Cherry Ghost – Thirst For Romance

Cherry Ghost are supporting Crowded House as well as the Manic Street Preachers this year. Big names, big melodies and big sentiments.

These guys fit right in.

And if you like your maudlin in ever increasing circles make sure you have the randomise setting switched to off.

At times they’re Counting Crows, at times they’re a little more Garth Brooks on a wistful day. It’s emotive stuff and in the current climate refreshingly intelligent, direct and honest.

The title track is Thirst for Romance, a sad track about someone at the end of their life, trying to remind their loved one of how they used to be.

“Remember me with a smile on my face
Replace the tears in your memory with
Two heroic arms that twisted lids from jars
And dragged you home after drinking in the park”

It’s going to sound trite, but they don’t write them like this anymore. It’s the kind of intuitive narrative driven lyric that made the likes of Adam Duritz and Suzanne Vega such stars.

Shelve the shallow indie pop of bands like The Kooks and slip your reading glasses on. Don’t get me wrong that’s not to say the band doesn’t rock – they do – pumping out more bohemian post hippie riffs to keep even the hardest guitar nut happy, but there’s a point to it as well.

You want proof? Check out the driving lilt of Mountain Bird.

The band slips into a little commercialisation in the anthemic, but not entirely original People Help the People. This is a song Athlete could have come up with. Sounds to me like the band put this out as a feeler for the market. It’s good, but it’s not their best.
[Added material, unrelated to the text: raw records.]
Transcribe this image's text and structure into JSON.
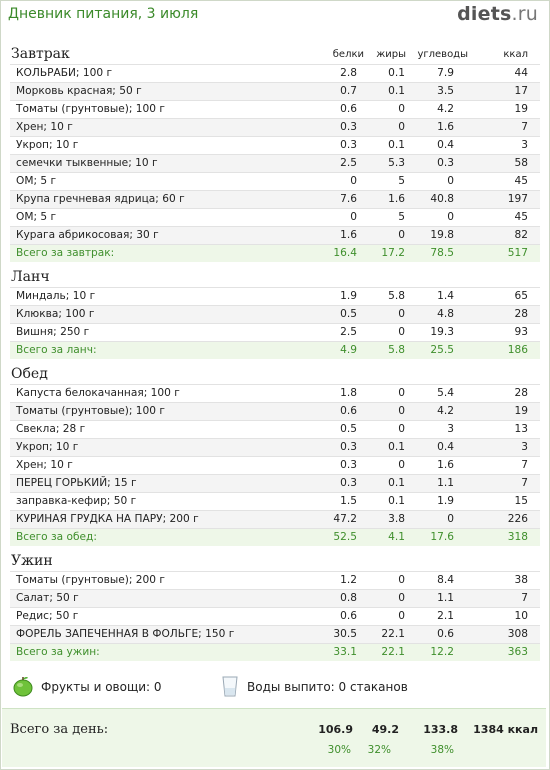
{
  "header": {
    "title": "Дневник питания, 3 июля",
    "logo_main": "diets",
    "logo_tld": ".ru"
  },
  "columns": {
    "protein": "белки",
    "fat": "жиры",
    "carbs": "углеводы",
    "kcal": "ккал"
  },
  "meals": [
    {
      "title": "Завтрак",
      "items": [
        [
          "КОЛЬРАБИ; 100 г",
          "2.8",
          "0.1",
          "7.9",
          "44"
        ],
        [
          "Морковь красная; 50 г",
          "0.7",
          "0.1",
          "3.5",
          "17"
        ],
        [
          "Томаты (грунтовые); 100 г",
          "0.6",
          "0",
          "4.2",
          "19"
        ],
        [
          "Хрен; 10 г",
          "0.3",
          "0",
          "1.6",
          "7"
        ],
        [
          "Укроп; 10 г",
          "0.3",
          "0.1",
          "0.4",
          "3"
        ],
        [
          "семечки тыквенные; 10 г",
          "2.5",
          "5.3",
          "0.3",
          "58"
        ],
        [
          "ОМ; 5 г",
          "0",
          "5",
          "0",
          "45"
        ],
        [
          "Крупа гречневая ядрица; 60 г",
          "7.6",
          "1.6",
          "40.8",
          "197"
        ],
        [
          "ОМ; 5 г",
          "0",
          "5",
          "0",
          "45"
        ],
        [
          "Курага абрикосовая; 30 г",
          "1.6",
          "0",
          "19.8",
          "82"
        ]
      ],
      "total": [
        "Всего за завтрак:",
        "16.4",
        "17.2",
        "78.5",
        "517"
      ]
    },
    {
      "title": "Ланч",
      "items": [
        [
          "Миндаль; 10 г",
          "1.9",
          "5.8",
          "1.4",
          "65"
        ],
        [
          "Клюква; 100 г",
          "0.5",
          "0",
          "4.8",
          "28"
        ],
        [
          "Вишня; 250 г",
          "2.5",
          "0",
          "19.3",
          "93"
        ]
      ],
      "total": [
        "Всего за ланч:",
        "4.9",
        "5.8",
        "25.5",
        "186"
      ]
    },
    {
      "title": "Обед",
      "items": [
        [
          "Капуста белокачанная; 100 г",
          "1.8",
          "0",
          "5.4",
          "28"
        ],
        [
          "Томаты (грунтовые); 100 г",
          "0.6",
          "0",
          "4.2",
          "19"
        ],
        [
          "Свекла; 28 г",
          "0.5",
          "0",
          "3",
          "13"
        ],
        [
          "Укроп; 10 г",
          "0.3",
          "0.1",
          "0.4",
          "3"
        ],
        [
          "Хрен; 10 г",
          "0.3",
          "0",
          "1.6",
          "7"
        ],
        [
          "ПЕРЕЦ ГОРЬКИЙ; 15 г",
          "0.3",
          "0.1",
          "1.1",
          "7"
        ],
        [
          "заправка-кефир; 50 г",
          "1.5",
          "0.1",
          "1.9",
          "15"
        ],
        [
          "КУРИНАЯ ГРУДКА НА ПАРУ; 200 г",
          "47.2",
          "3.8",
          "0",
          "226"
        ]
      ],
      "total": [
        "Всего за обед:",
        "52.5",
        "4.1",
        "17.6",
        "318"
      ]
    },
    {
      "title": "Ужин",
      "items": [
        [
          "Томаты (грунтовые); 200 г",
          "1.2",
          "0",
          "8.4",
          "38"
        ],
        [
          "Салат; 50 г",
          "0.8",
          "0",
          "1.1",
          "7"
        ],
        [
          "Редис; 50 г",
          "0.6",
          "0",
          "2.1",
          "10"
        ],
        [
          "ФОРЕЛЬ ЗАПЕЧЕННАЯ В ФОЛЬГЕ; 150 г",
          "30.5",
          "22.1",
          "0.6",
          "308"
        ]
      ],
      "total": [
        "Всего за ужин:",
        "33.1",
        "22.1",
        "12.2",
        "363"
      ]
    }
  ],
  "extras": {
    "fruits": "Фрукты и овощи: 0",
    "water": "Воды выпито: 0 стаканов"
  },
  "day_total": {
    "label": "Всего за день:",
    "protein": "106.9",
    "fat": "49.2",
    "carbs": "133.8",
    "kcal": "1384 ккал",
    "protein_pct": "30%",
    "fat_pct": "32%",
    "carbs_pct": "38%"
  },
  "colors": {
    "accent_green": "#3f8f2c",
    "total_bg": "#eef7e8"
  },
  "icons": {
    "fruit": "green-apple-icon",
    "water": "water-glass-icon"
  }
}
Still it will roll around in your head for a good few weeks (two weeks, three days and four hours – but who’s counting.)

If you’re missing your poetic fix, stick around for the quietly building Dead Man’s Suit.

For some reason Cherry Ghost conjure up images of wispy clouds barely blotting an impossibly blue sky and vast spaces.

I may just have overdone the flu medication, or could it be a new kind of British Country music?

But hey, sod labels – wrap your ears around this album – you owe it to your poetry starved soul.